Jun 30 2006


Published by at 5:09 pm under Books

by David Brin

This book was recommended as part of the “Uplift” series of six books of which I’ve read some very positive comments. It is also the first book by this author that I’ve read. While I don’t know how the series hangs together, this particular book reads like a detective story placed in an exotic setting and situation. The hero is apparently a ‘serial’ hero having saved some significant part of ‘the world’ on a previous occasion, but the cost of that bit of heroics was the death of his wife and a split personality for him.

The exotic environment is mostly provided by a research station on Mercury a few hundred years in the future. Sometime after space traveling earthlings have made contact with a wide ranging, galactic collection of races and civilizations that consists of many different species only a few of which appear in this book. In fact, two of the three alien species turn out to be represented by bad guys. Exotic technologies, some from earth and some from the ‘galactic library’, allow colonization of Mercury and provide ships that allow human and alien passengers to travel within the outer layer(s) of the sun where they discover intelligent beings consisting of gaseous plasma toroids that eat magnetic fields (this sounds really silly, but it reads better than silly).

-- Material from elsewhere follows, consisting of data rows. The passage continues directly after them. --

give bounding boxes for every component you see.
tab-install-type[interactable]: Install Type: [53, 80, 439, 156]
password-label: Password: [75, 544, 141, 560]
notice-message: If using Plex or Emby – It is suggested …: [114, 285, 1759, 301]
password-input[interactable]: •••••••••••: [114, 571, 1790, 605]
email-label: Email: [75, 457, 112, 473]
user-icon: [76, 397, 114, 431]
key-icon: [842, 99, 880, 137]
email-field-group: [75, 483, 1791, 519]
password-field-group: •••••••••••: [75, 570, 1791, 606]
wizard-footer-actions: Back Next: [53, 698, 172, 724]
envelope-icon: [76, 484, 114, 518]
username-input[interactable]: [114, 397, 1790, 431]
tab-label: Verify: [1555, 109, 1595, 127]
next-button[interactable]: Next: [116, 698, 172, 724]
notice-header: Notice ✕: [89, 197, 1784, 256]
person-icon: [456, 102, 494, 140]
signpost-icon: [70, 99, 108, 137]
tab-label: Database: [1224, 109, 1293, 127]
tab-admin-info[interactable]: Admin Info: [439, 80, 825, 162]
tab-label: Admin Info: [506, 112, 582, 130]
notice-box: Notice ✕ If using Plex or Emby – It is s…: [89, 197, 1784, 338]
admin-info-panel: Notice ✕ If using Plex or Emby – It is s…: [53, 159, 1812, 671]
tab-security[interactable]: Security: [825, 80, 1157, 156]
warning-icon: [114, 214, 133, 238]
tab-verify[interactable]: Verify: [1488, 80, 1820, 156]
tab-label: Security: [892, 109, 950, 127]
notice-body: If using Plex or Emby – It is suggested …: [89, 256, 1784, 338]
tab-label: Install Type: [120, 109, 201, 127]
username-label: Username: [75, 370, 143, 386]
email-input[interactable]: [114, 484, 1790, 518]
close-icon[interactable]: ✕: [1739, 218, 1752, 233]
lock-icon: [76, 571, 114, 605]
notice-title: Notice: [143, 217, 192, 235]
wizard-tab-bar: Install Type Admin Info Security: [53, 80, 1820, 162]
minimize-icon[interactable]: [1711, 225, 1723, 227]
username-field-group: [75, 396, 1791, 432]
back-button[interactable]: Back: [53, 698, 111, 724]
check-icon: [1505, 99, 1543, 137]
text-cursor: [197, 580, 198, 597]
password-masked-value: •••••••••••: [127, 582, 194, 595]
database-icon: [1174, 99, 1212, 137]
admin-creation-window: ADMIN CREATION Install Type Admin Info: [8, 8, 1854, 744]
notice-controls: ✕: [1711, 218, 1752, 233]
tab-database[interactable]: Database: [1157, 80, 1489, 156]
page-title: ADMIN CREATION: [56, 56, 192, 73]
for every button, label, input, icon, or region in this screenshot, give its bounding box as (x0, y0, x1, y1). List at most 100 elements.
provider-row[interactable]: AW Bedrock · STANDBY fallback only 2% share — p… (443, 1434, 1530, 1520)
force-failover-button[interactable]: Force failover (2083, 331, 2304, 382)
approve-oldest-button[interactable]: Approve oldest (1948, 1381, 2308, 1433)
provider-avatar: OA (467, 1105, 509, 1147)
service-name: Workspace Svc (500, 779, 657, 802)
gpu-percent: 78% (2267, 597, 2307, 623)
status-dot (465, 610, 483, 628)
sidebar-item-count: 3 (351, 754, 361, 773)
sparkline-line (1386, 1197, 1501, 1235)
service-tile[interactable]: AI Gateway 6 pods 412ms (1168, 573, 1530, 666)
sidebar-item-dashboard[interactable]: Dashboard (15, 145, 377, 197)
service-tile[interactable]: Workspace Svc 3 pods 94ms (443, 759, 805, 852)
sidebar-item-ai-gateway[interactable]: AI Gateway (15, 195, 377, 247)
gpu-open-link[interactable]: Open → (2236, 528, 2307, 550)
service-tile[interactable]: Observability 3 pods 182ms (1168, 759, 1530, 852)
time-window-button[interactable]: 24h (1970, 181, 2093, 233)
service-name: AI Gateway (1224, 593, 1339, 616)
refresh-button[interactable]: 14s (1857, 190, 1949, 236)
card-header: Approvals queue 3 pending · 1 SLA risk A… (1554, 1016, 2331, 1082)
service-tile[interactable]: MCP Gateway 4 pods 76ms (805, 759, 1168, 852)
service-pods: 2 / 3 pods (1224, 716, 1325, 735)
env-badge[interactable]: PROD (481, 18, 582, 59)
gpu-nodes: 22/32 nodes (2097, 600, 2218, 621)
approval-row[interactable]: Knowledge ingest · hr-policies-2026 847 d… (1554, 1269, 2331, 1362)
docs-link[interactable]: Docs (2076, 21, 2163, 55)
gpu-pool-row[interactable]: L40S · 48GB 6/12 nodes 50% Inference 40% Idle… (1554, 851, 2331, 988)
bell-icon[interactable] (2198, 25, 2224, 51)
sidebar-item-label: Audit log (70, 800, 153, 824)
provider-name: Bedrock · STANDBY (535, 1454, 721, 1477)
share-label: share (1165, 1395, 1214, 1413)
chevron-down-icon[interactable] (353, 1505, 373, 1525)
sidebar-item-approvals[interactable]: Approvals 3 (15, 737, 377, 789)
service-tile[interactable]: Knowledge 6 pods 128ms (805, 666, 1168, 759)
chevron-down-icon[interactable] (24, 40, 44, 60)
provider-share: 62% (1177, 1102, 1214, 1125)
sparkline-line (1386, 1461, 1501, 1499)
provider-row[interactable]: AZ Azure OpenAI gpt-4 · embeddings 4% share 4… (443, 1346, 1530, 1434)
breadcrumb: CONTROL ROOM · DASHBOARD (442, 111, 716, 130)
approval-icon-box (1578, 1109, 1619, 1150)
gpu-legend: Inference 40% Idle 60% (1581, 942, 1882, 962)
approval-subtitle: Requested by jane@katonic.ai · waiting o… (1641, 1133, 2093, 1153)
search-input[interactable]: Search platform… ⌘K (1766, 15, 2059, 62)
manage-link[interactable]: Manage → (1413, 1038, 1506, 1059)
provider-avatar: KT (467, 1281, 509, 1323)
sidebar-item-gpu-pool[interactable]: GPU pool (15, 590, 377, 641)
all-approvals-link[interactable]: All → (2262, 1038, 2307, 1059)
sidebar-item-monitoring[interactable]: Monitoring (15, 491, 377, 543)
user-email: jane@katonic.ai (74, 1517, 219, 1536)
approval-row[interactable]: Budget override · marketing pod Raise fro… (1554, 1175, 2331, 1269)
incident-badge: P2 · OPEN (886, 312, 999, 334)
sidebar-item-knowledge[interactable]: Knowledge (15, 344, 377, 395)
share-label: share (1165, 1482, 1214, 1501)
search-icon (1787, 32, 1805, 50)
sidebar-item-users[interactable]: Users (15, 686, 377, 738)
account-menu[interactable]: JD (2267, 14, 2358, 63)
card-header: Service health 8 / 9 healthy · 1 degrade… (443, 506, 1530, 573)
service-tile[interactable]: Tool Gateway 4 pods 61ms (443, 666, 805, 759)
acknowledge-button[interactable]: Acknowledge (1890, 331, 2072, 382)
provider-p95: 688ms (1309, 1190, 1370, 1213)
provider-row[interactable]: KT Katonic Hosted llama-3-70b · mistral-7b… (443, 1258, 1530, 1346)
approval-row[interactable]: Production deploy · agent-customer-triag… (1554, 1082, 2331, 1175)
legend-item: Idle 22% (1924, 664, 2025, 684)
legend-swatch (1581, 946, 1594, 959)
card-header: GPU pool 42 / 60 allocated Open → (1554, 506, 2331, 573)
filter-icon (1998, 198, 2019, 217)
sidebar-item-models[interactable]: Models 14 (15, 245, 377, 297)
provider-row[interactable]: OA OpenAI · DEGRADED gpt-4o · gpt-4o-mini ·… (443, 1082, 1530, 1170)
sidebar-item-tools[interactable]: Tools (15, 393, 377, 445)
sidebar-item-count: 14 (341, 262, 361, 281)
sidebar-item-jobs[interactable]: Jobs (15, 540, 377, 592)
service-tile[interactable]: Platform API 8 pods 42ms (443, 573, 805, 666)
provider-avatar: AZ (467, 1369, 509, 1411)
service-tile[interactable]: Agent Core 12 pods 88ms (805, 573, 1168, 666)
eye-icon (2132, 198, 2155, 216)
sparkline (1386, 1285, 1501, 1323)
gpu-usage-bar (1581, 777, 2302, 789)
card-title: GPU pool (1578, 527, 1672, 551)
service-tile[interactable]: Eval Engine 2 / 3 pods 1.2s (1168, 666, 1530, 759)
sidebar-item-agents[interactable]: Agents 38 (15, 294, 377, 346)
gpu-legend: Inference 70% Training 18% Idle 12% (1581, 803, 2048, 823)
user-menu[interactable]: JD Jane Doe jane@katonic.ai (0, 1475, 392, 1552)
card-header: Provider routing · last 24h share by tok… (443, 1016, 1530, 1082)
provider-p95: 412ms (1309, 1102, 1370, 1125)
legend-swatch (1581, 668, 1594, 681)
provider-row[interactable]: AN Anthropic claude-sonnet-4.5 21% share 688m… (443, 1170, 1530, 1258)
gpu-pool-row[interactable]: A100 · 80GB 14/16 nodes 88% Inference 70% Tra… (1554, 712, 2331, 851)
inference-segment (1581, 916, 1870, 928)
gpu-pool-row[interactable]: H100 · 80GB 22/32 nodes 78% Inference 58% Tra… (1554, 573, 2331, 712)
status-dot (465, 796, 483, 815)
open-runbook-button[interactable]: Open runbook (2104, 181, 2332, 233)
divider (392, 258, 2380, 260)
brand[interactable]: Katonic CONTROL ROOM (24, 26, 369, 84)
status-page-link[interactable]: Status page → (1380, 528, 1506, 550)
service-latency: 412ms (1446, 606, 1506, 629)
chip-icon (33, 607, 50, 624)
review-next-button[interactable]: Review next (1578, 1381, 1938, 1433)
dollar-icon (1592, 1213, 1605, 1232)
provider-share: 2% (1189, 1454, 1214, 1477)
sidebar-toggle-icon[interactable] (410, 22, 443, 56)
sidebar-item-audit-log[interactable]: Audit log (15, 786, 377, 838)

I don’t read a lot of science fiction and I’ve sometimes wondered why I read any. It’s shortcomings are many, but it can be interesting when it explores the implications of some variation in ‘reality’ or technology. That is it addresses a ‘what if’ type question. What if virtual reality got so realistic and available that people lived in it? etc. Overall, Sundivers was weak on that scale. Little elaboration or pursuit of ‘what if’. Technologies are just available and work like miracles.

Sundivers does introduce two ideas that may be elaborated in the remaining books: uplift and ‘prohibitioner’. Uplift refers to one species helping another species to become intelligent, and a species status depends on how many other species it has helped. Humans, in the book, appear to have not been uplifted (and hence are a little unusual), but they have helped chimpanzees and dolphins to achieve intelligence which gives them some status. The described human society is split between those who believe ‘we did it on our own’ and those who think ‘we had help’. More rigidly, that society is also split between ‘citizens’ and ‘prohibitioners’ by a clever test that seems simply to be based on visual reaction to pictures. Whatever the technology, those categorized as prohibitioners are deemed to be potentially dangerous and hence restricted in where they can go and what they can do. Citizens are allowed free run, it seems. Tune in next book?

A somewhat interesting detective story.